How should college officials respond? Here's some free advice: Join the quest for intellectual freedom in higher education. Eliminating a speech code costs nothing, will make you look good, may avoid a lawsuit and, best of all, is the right thing to do.

I will elaborate on these four reasons below. But first, let's look more closely at college censorship. Here are FIRE's six most recent First Amendment cases, including the four announced this summer:

1. At Modesto Junior College, a student handing out copies of the United States Constitution in front of the student center on Constitution Day was informed he could distribute the Constitution only within a tiny free speech zone and only with prior permission. After he sued, Modesto settled the case by agreeing to eliminate its restrictive policy and pay compensation.

2. At the University of Hawaii at Hilo, similar restrictions on distribution of the Constitution resulted in a similar lawsuit. That case remains in progress, but the university has promised, at least for now, "to permit student speech and assembly without first having to apply for or obtain permission from the university in all areas generally available to students and the community."

3. Two students have filed suit against Iowa State University for using its trademark policies to censor the ISU chapter of the National Organization for the Reform of Marijuana Laws (NORML). Specifically, ISU prevented the production of T-shirts with the message NORML ISU Supports Marijuana Legalization on the ground that such shirts could be misinterpreted as an official university endorsement of marijuana use.
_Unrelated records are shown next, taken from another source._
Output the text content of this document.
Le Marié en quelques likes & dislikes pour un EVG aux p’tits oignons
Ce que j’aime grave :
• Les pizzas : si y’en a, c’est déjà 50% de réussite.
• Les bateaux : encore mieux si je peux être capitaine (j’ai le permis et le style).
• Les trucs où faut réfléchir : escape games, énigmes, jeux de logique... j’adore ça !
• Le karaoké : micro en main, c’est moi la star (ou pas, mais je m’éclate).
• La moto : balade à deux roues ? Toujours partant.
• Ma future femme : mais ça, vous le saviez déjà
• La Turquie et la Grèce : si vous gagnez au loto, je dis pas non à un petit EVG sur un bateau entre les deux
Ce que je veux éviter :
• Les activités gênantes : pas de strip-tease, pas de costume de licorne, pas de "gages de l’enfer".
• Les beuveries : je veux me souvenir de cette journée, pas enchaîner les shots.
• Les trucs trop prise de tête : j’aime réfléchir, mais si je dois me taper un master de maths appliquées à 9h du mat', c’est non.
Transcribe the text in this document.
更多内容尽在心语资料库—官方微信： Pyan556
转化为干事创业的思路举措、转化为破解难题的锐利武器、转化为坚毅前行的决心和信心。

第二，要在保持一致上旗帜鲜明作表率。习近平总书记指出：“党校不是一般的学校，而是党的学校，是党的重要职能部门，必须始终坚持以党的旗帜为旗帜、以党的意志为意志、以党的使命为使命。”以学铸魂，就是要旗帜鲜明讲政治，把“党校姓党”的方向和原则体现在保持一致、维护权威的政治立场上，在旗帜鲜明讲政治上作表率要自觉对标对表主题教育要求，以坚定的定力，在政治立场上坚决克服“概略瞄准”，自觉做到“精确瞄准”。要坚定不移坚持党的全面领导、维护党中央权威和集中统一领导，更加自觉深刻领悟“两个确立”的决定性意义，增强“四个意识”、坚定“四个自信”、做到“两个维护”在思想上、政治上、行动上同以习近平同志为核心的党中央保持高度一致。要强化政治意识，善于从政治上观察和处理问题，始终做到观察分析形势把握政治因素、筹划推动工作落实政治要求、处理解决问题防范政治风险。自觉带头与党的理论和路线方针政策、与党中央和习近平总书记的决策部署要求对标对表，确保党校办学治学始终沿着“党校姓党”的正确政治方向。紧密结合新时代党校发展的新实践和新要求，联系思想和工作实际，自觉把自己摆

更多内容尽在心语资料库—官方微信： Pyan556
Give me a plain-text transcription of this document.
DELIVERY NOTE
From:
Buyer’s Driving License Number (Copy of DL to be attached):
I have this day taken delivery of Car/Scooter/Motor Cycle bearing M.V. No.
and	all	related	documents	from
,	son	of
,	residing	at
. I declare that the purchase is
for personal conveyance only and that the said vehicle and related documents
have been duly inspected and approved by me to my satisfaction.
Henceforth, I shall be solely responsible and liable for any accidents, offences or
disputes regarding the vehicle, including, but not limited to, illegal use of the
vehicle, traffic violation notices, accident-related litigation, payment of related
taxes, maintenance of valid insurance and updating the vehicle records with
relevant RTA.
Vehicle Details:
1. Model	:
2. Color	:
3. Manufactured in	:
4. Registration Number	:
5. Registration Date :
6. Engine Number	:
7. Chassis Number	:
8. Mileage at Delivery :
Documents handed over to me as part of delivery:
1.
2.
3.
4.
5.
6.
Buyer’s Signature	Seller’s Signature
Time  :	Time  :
4. At Ohio University, the student group Students Defending Students defends fellow students at no cost in campus tribunals. Ohio U is okay with that but it doesn't like their shirts, which say "We get you off for free." Such shirts objectify women and promote prostitution, says the university, and thus may violate a code forbidding "any act that demeans, degrades or disgraces any person." A group member is suing the university for censoring the shirt.

5. A censored student at Citrus College is suing to challenge three speech-restricting practices that violate the First Amendment. The California college has a "free speech area" comprising just over 1% of the campus, it has a two-week process for approval of expressive activity by student organizations and it has a harassment policy so broad that a student was investigated for giving a Valentine's Day gift to another student.

6. Last but not least, Chicago State University is doing whatever it can to shut down a blog called the "CSU Faculty Voice," which concerns itself with incompetence and corruption in the university administration. The university's charges against the faculty have ranged from trademark infringement to cyber-bullying, but now CSU faces a lawsuit from FIRE.

This is a list you don't want to be on. If you are a college official responsible for administering a speech code, here are four reasons to eliminate that code immediately.

1. Respecting free speech costs nothing. Colleges are always under pressure to do more than they have the resources to accomplish. But they can always afford to protect freedom of speech. Just stop censoring.

2. Respect for free speech is popular across the political spectrum. Liberals worry about political and religious censorship by conservatives; conservatives worry that liberal faculty censor conservative faculty and students. If you frame the issue in principled terms, everyone will support a campaign for intellectual freedom in higher education.

3. Respect for free speech avoids First Amendment lawsuits. And who needs one of those?

4. Free speech is central to the deliberation that enables genuine democracy and to the academic freedom that enables genuine teaching, learning, and inquiry. Respecting intellectual freedom is the right thing to do in a democracy and the right thing to do in an academic environment. It's the right thing, period. So just do it.